I recently went to an excellent teacher training by PDX Reading Specialist, Barbara Steinberg. She pointed out that our brains can only hold so many words to be memorized. So what we are actually doing is memorizing word parts more often. These parts are what we retrieve so quickly and link together to make more words. This points more to the importance of teaching phonics and morphology.

The third pathway is in the front of the brain in the Broca’s area. The frontal system is responsible for phonological processing and semantic processing (word analysis). (Willis, 2008)

The Broca’s area helps a person vocalize words and start to analyzing phonemes.

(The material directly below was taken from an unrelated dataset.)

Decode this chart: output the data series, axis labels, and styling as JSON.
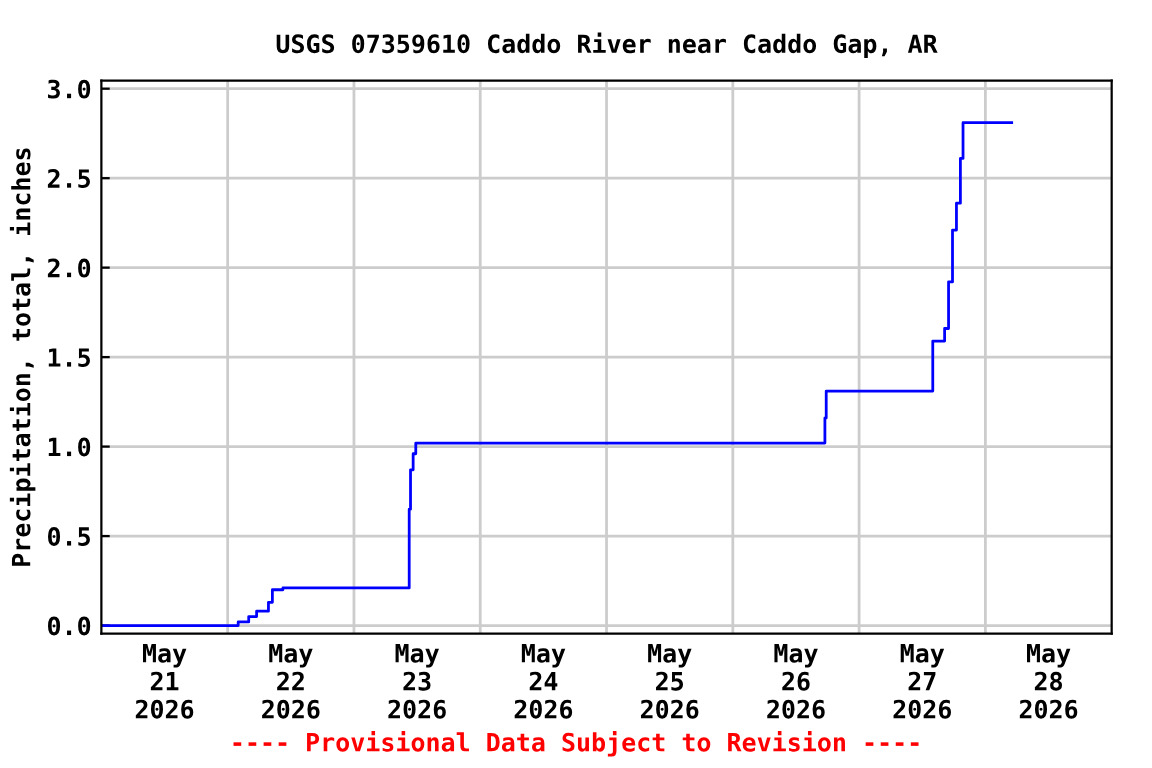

Neuro-typical readers rely on the left side of the brain for reading. Students with dyslexia rely more on the right side of the brain, resulting in reading that is slower and more labored.

With dyslexia, there is a neurobiological reason for why students struggle with reading. My next blog post is all about how a dyslexic brain reads. Here’s a hint- there are different levels of activation in various parts of the brain that I’ve mentioned.

The Language Processes of Skilled Readers

This brings us back to the yellow slides. When these brain systems all work together, it seems like reading is seamless. Let’s review the types of language processing that need to occur to be a skilled reader.

These are the major components of the structure of our language:

These pieces all work together to create meaningful communication (whether it be oral or written).

We all know how important this is! I’ve had students who seem to have great phonemic awareness but they cannot remember a word! They sound out words every time.

This slide above is to help with all the vocab I’m throwing at you…

These next slides show the higher level language skills. It’s important to start focusing on these even with our beginning readers. The frontal lobe is responsible for comprehension. Have you ever had a student that is a slow reader and bad speller BUT has awesome comprehension. Here’s why: The frontal systems are working like crazy. They are bright kids and they get it. Their brains are just not using the same pathways that would make their reading fluent. This is why we want to make sure that, although our remedial instruction is at their reading level, they are still exposed to TONS of literature at their intellectual level. Read-alouds and audio books are great for this. Have you ever had a struggling reader who is the first one to raise his/her hand with a thoughtful comment or question about your read-aloud? Yep. They need that and we need to make sure we are engaging their brains and helping them grow their vocabulary and higher-order thinking skills. (I promise- more about this in future posts!)